Quem são esses caras?

Tem um cara, vamos chamá-lo de Rubens. Depois dos 30 ele realmente começou a prestar atenção na sua alimentação, evitando ou cortando coisas muito artificiais. Começou a caminhar todo dia, depois a correr e pedalar. Aí ele começou a namorar um cara que falou: eu gosto de homem com barriguinha, acho mais real. E aí Rubens parou de prestar atenção nessas coisas e voltou com sua cerveja e voltou com sua pancinha.

Tem um cara, vamos chamá-lo de Timóteo. Ele terminou um namoro longo e começou a usar aplicativos de pegação, como Tinder e Grindr. E descobriu um chamado Scruff, dedicado a gays ursos – grupo de homens peludos, fortes ou cheinhos. E agora Timóteo quer ser um deles mas, como não se acha peludo o suficiente pra ser uma pessoa que desperte interesse nos membros desse grupo, está tomando remédio para nascerem pêlos no seu peito.

Tem um cara, vamos chamá-lo de Fabiano. Ele só anda de skinny jeans e ouve música eletrônica e pop. Qualquer coisa que você perguntar pra ele sobre Kylie Minogue a resposta está na ponta da língua. Mas ultimamente esse conhecimento não tem lhe sido útil pois todos os seus amigos só querem saber de Novos Baianos e Maria Bethânia.
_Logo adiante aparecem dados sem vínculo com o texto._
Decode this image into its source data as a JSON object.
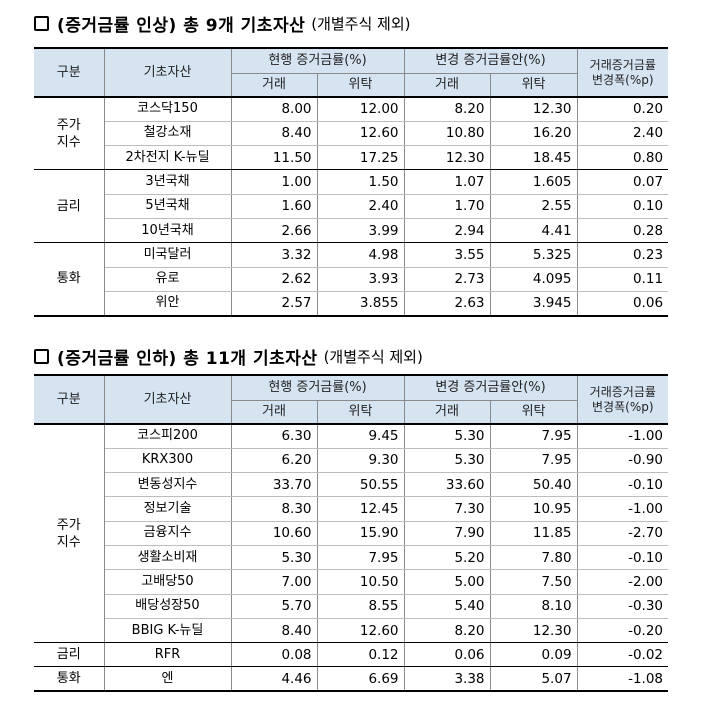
{
  "sections": [
    {
      "title": "(증거금률 인상) 총 9개 기초자산",
      "note": "(개별주식 제외)",
      "header": {
        "group": "구분",
        "asset": "기초자산",
        "current": "현행 증거금률(%)",
        "proposed": "변경 증거금률안(%)",
        "trade": "거래",
        "consign": "위탁",
        "change": "거래증거금률\n변경폭(%p)"
      },
      "groups": [
        {
          "name": "주가\n지수",
          "rows": [
            {
              "asset": "코스닥150",
              "cur_trade": "8.00",
              "cur_consign": "12.00",
              "new_trade": "8.20",
              "new_consign": "12.30",
              "change": "0.20"
            },
            {
              "asset": "철강소재",
              "cur_trade": "8.40",
              "cur_consign": "12.60",
              "new_trade": "10.80",
              "new_consign": "16.20",
              "change": "2.40"
            },
            {
              "asset": "2차전지 K-뉴딜",
              "cur_trade": "11.50",
              "cur_consign": "17.25",
              "new_trade": "12.30",
              "new_consign": "18.45",
              "change": "0.80"
            }
          ]
        },
        {
          "name": "금리",
          "rows": [
            {
              "asset": "3년국채",
              "cur_trade": "1.00",
              "cur_consign": "1.50",
              "new_trade": "1.07",
              "new_consign": "1.605",
              "change": "0.07"
            },
            {
              "asset": "5년국채",
              "cur_trade": "1.60",
              "cur_consign": "2.40",
              "new_trade": "1.70",
              "new_consign": "2.55",
              "change": "0.10"
            },
            {
              "asset": "10년국채",
              "cur_trade": "2.66",
              "cur_consign": "3.99",
              "new_trade": "2.94",
              "new_consign": "4.41",
              "change": "0.28"
            }
          ]
        },
        {
          "name": "통화",
          "rows": [
            {
              "asset": "미국달러",
              "cur_trade": "3.32",
              "cur_consign": "4.98",
              "new_trade": "3.55",
              "new_consign": "5.325",
              "change": "0.23"
            },
            {
              "asset": "유로",
              "cur_trade": "2.62",
              "cur_consign": "3.93",
              "new_trade": "2.73",
              "new_consign": "4.095",
              "change": "0.11"
            },
            {
              "asset": "위안",
              "cur_trade": "2.57",
              "cur_consign": "3.855",
              "new_trade": "2.63",
              "new_consign": "3.945",
              "change": "0.06"
            }
          ]
        }
      ]
    },
    {
      "title": "(증거금률 인하) 총 11개 기초자산",
      "note": "(개별주식 제외)",
      "header": {
        "group": "구분",
        "asset": "기초자산",
        "current": "현행 증거금률(%)",
        "proposed": "변경 증거금률안(%)",
        "trade": "거래",
        "consign": "위탁",
        "change": "거래증거금률\n변경폭(%p)"
      },
      "groups": [
        {
          "name": "주가\n지수",
          "rows": [
            {
              "asset": "코스피200",
              "cur_trade": "6.30",
              "cur_consign": "9.45",
              "new_trade": "5.30",
              "new_consign": "7.95",
              "change": "-1.00"
            },
            {
              "asset": "KRX300",
              "cur_trade": "6.20",
              "cur_consign": "9.30",
              "new_trade": "5.30",
              "new_consign": "7.95",
              "change": "-0.90"
            },
            {
              "asset": "변동성지수",
              "cur_trade": "33.70",
              "cur_consign": "50.55",
              "new_trade": "33.60",
              "new_consign": "50.40",
              "change": "-0.10"
            },
            {
              "asset": "정보기술",
              "cur_trade": "8.30",
              "cur_consign": "12.45",
              "new_trade": "7.30",
              "new_consign": "10.95",
              "change": "-1.00"
            },
            {
              "asset": "금융지수",
              "cur_trade": "10.60",
              "cur_consign": "15.90",
              "new_trade": "7.90",
              "new_consign": "11.85",
              "change": "-2.70"
            },
            {
              "asset": "생활소비재",
              "cur_trade": "5.30",
              "cur_consign": "7.95",
              "new_trade": "5.20",
              "new_consign": "7.80",
              "change": "-0.10"
            },
            {
              "asset": "고배당50",
              "cur_trade": "7.00",
              "cur_consign": "10.50",
              "new_trade": "5.00",
              "new_consign": "7.50",
              "change": "-2.00"
            },
            {
              "asset": "배당성장50",
              "cur_trade": "5.70",
              "cur_consign": "8.55",
              "new_trade": "5.40",
              "new_consign": "8.10",
              "change": "-0.30"
            },
            {
              "asset": "BBIG K-뉴딜",
              "cur_trade": "8.40",
              "cur_consign": "12.60",
              "new_trade": "8.20",
              "new_consign": "12.30",
              "change": "-0.20"
            }
          ]
        },
        {
          "name": "금리",
          "rows": [
            {
              "asset": "RFR",
              "cur_trade": "0.08",
              "cur_consign": "0.12",
              "new_trade": "0.06",
              "new_consign": "0.09",
              "change": "-0.02"
            }
          ]
        },
        {
          "name": "통화",
          "rows": [
            {
              "asset": "엔",
              "cur_trade": "4.46",
              "cur_consign": "6.69",
              "new_trade": "3.38",
              "new_consign": "5.07",
              "change": "-1.08"
            }
          ]
        }
      ]
    }
  ]
}
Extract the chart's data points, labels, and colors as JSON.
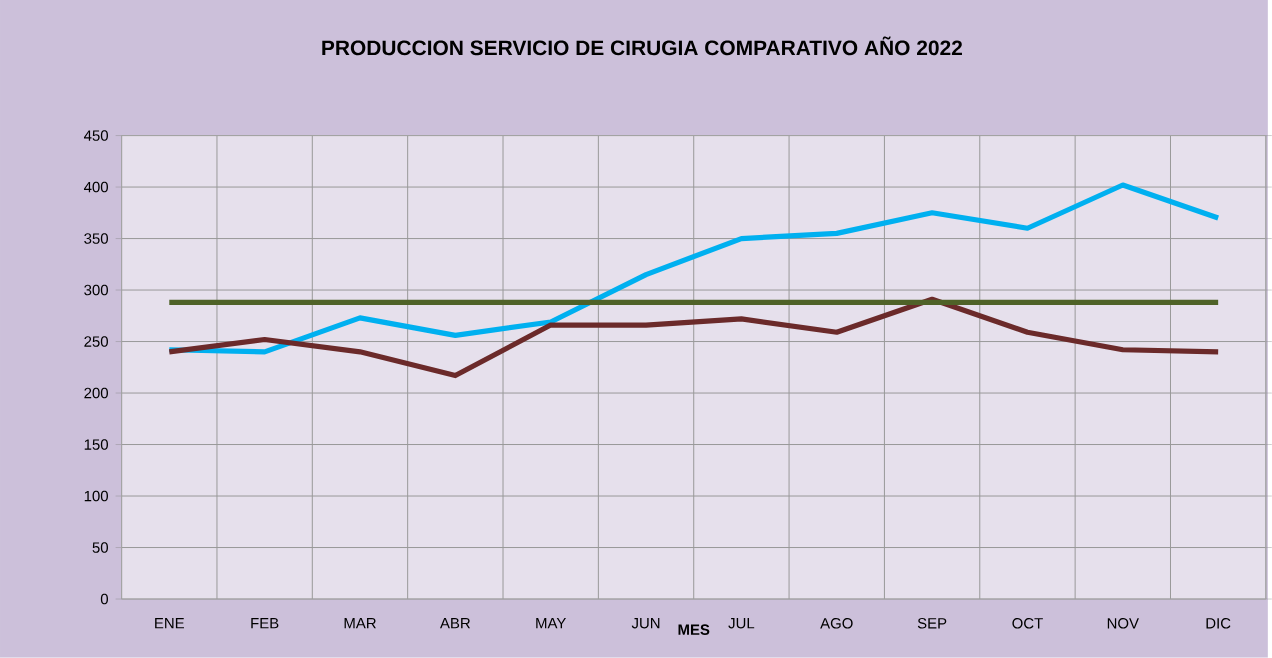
{
  "chart_data": {
    "type": "line",
    "title": "PRODUCCION SERVICIO DE CIRUGIA COMPARATIVO AÑO 2022",
    "xlabel": "MES",
    "categories": [
      "ENE",
      "FEB",
      "MAR",
      "ABR",
      "MAY",
      "JUN",
      "JUL",
      "AGO",
      "SEP",
      "OCT",
      "NOV",
      "DIC"
    ],
    "series": [
      {
        "color": "#00b0f0",
        "values": [
          242,
          240,
          273,
          256,
          269,
          315,
          350,
          355,
          375,
          360,
          402,
          370
        ]
      },
      {
        "color": "#6b2a2a",
        "values": [
          240,
          252,
          240,
          217,
          266,
          266,
          272,
          259,
          291,
          259,
          242,
          240
        ]
      },
      {
        "color": "#4f6228",
        "values": [
          288,
          288,
          288,
          288,
          288,
          288,
          288,
          288,
          288,
          288,
          288,
          288
        ]
      }
    ],
    "ylim": [
      0,
      450
    ],
    "yticks": [
      0,
      50,
      100,
      150,
      200,
      250,
      300,
      350,
      400,
      450
    ],
    "grid": true,
    "marker": "none",
    "line_style": "solid"
  }
}
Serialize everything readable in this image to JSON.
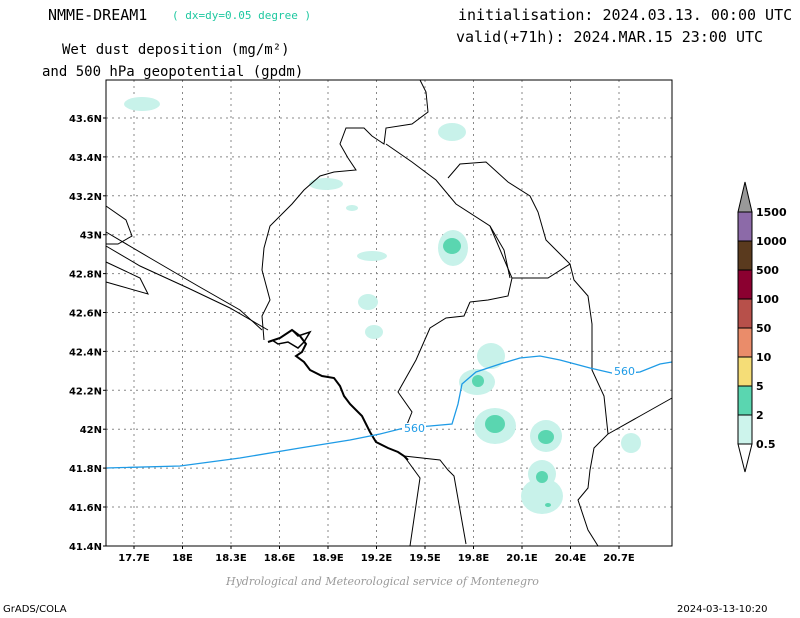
{
  "header": {
    "model": "NMME-DREAM1",
    "resolution": "( dx=dy=0.05 degree )",
    "title_line1": "Wet dust deposition (mg/m²)",
    "title_line2": "and 500 hPa geopotential (gpdm)",
    "init": "initialisation: 2024.03.13. 00:00 UTC",
    "valid": "valid(+71h): 2024.MAR.15 23:00 UTC"
  },
  "map": {
    "lat_labels": [
      "43.6N",
      "43.4N",
      "43.2N",
      "43N",
      "42.8N",
      "42.6N",
      "42.4N",
      "42.2N",
      "42N",
      "41.8N",
      "41.6N",
      "41.4N"
    ],
    "lon_labels": [
      "17.7E",
      "18E",
      "18.3E",
      "18.6E",
      "18.9E",
      "19.2E",
      "19.5E",
      "19.8E",
      "20.1E",
      "20.4E",
      "20.7E"
    ],
    "contour_label": "560",
    "colors": {
      "contour": "#1e9be6",
      "grid": "#888888",
      "light": "#c8f2ea",
      "mid": "#5ad6b0"
    }
  },
  "colorbar": {
    "levels": [
      "1500",
      "1000",
      "500",
      "100",
      "50",
      "10",
      "5",
      "2",
      "0.5"
    ],
    "colors": [
      "#8c6aa8",
      "#5a3a1e",
      "#8b0030",
      "#b7504a",
      "#ea8c6a",
      "#f5dd77",
      "#5ad6b0",
      "#cdf4ec"
    ],
    "top_color": "#999999"
  },
  "footer": {
    "credit": "Hydrological and Meteorological service of Montenegro",
    "left": "GrADS/COLA",
    "right": "2024-03-13-10:20"
  }
}
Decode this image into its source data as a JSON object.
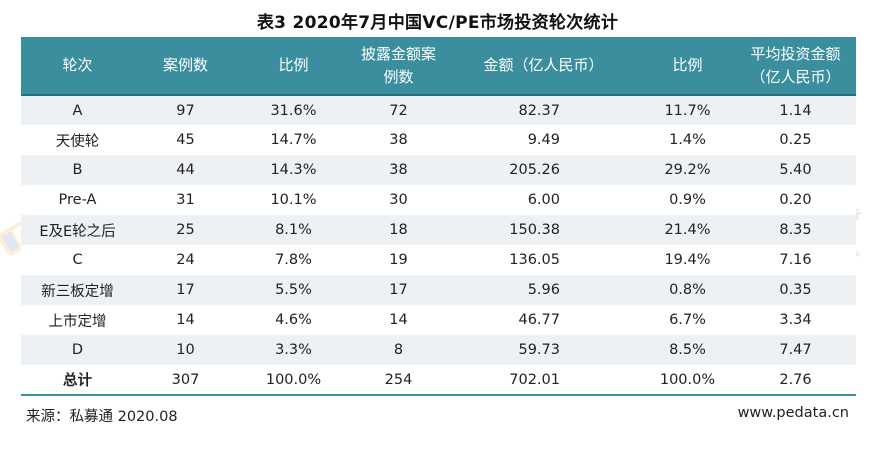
{
  "title": "表3  2020年7月中国VC/PE市场投资轮次统计",
  "table": {
    "headers": [
      "轮次",
      "案例数",
      "比例",
      "披露金额案例数",
      "金额（亿人民币）",
      "比例",
      "平均投资金额（亿人民币）"
    ],
    "rows": [
      {
        "round": "A",
        "cases": "97",
        "ratio": "31.6%",
        "disclosed": "72",
        "amount": "82.37",
        "amount_ratio": "11.7%",
        "avg": "1.14"
      },
      {
        "round": "天使轮",
        "cases": "45",
        "ratio": "14.7%",
        "disclosed": "38",
        "amount": "9.49",
        "amount_ratio": "1.4%",
        "avg": "0.25"
      },
      {
        "round": "B",
        "cases": "44",
        "ratio": "14.3%",
        "disclosed": "38",
        "amount": "205.26",
        "amount_ratio": "29.2%",
        "avg": "5.40"
      },
      {
        "round": "Pre-A",
        "cases": "31",
        "ratio": "10.1%",
        "disclosed": "30",
        "amount": "6.00",
        "amount_ratio": "0.9%",
        "avg": "0.20"
      },
      {
        "round": "E及E轮之后",
        "cases": "25",
        "ratio": "8.1%",
        "disclosed": "18",
        "amount": "150.38",
        "amount_ratio": "21.4%",
        "avg": "8.35"
      },
      {
        "round": "C",
        "cases": "24",
        "ratio": "7.8%",
        "disclosed": "19",
        "amount": "136.05",
        "amount_ratio": "19.4%",
        "avg": "7.16"
      },
      {
        "round": "新三板定增",
        "cases": "17",
        "ratio": "5.5%",
        "disclosed": "17",
        "amount": "5.96",
        "amount_ratio": "0.8%",
        "avg": "0.35"
      },
      {
        "round": "上市定增",
        "cases": "14",
        "ratio": "4.6%",
        "disclosed": "14",
        "amount": "46.77",
        "amount_ratio": "6.7%",
        "avg": "3.34"
      },
      {
        "round": "D",
        "cases": "10",
        "ratio": "3.3%",
        "disclosed": "8",
        "amount": "59.73",
        "amount_ratio": "8.5%",
        "avg": "7.47"
      }
    ],
    "total": {
      "round": "总计",
      "cases": "307",
      "ratio": "100.0%",
      "disclosed": "254",
      "amount": "702.01",
      "amount_ratio": "100.0%",
      "avg": "2.76"
    }
  },
  "footer": {
    "source": "来源：私募通 2020.08",
    "url": "www.pedata.cn"
  },
  "watermark": {
    "text": "私募通"
  },
  "colors": {
    "header_bg": "#3b8e9e",
    "header_text": "#ffffff",
    "stripe": "#eef1f3"
  }
}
Então, para acompanhá-los, ele parou de ir nas boates que ia (de All Star) e passou a frequentar bloquinhos de carnaval fora de época que tocam Caetano Veloso (com flores no cabelo).

Tem um cara, vamos chamá-lo de Heleno. Mesmo agora, anos depois da puberdade, ele não tem uma barba que contorna todo o rosto. Ele sempre soube disso e, como achava que a barba grande ficava feia nele, sempre raspava. Mas Heleno viu várias pessoas divulgando uma campanha chamada “Faça amor, não faça a barba” e todos os seus amigos e colegas de trabalho que antes eram lisos e depois passaram a ter bigodes (no rosto e estampados em canecas e camisetas) agora têm barba, então ele deixou a dele crescer.

Tem um cara, vamos chamá-lo de Edvaldo. Ele ama rock clássico. Deep Purple, Led Zeppelin, The Who, Pink Floyd e até um pouco de Beatles, e umas coisas nacionais dos anos 80, tipo Ira! Mas nenhum dos seus amigos sabe que bandas são essas e ele acaba se familiarizando com o que seus amigos ouvem. Não é exatamente o que ele prefere ouvir, mas aprendeu a tolerar e gostar para ter do que falar com essas pessoas.

E sua opinião sobre você mesmo, Heleno, mudou? E a sua saúde e amor próprio, Rubens, pra onde vão? Quando alguém se interessar por Timóteo vai ser por qual motivo afinal? E o que você pensa, Fabiano? E o que você gosta, Edvaldo?

É praticamente imperceptível para os olhos não treinados mas, quando chega a hora de quebrar um modelo de beleza ou comportamento, é quase inevitável: um outro se cria.

O conforto de um precisa sempre ser o desconforto de outro? Quem é você? Quem é você de verdade? O que você gosta de fazer quando não tem ninguém te olhando? Quais são as coisas que você faz que não viram post no Instagram ou Facebook?

É alto o preço de ser quem você realmente é. Mas você quer estar em paz do lado de dentro ou do lado de fora? Você quer agradar os outros ou a si? Mudar é possível e é muito importante, mas dá pra ser tudo de uma vez, não precisamos ser cada hora um só.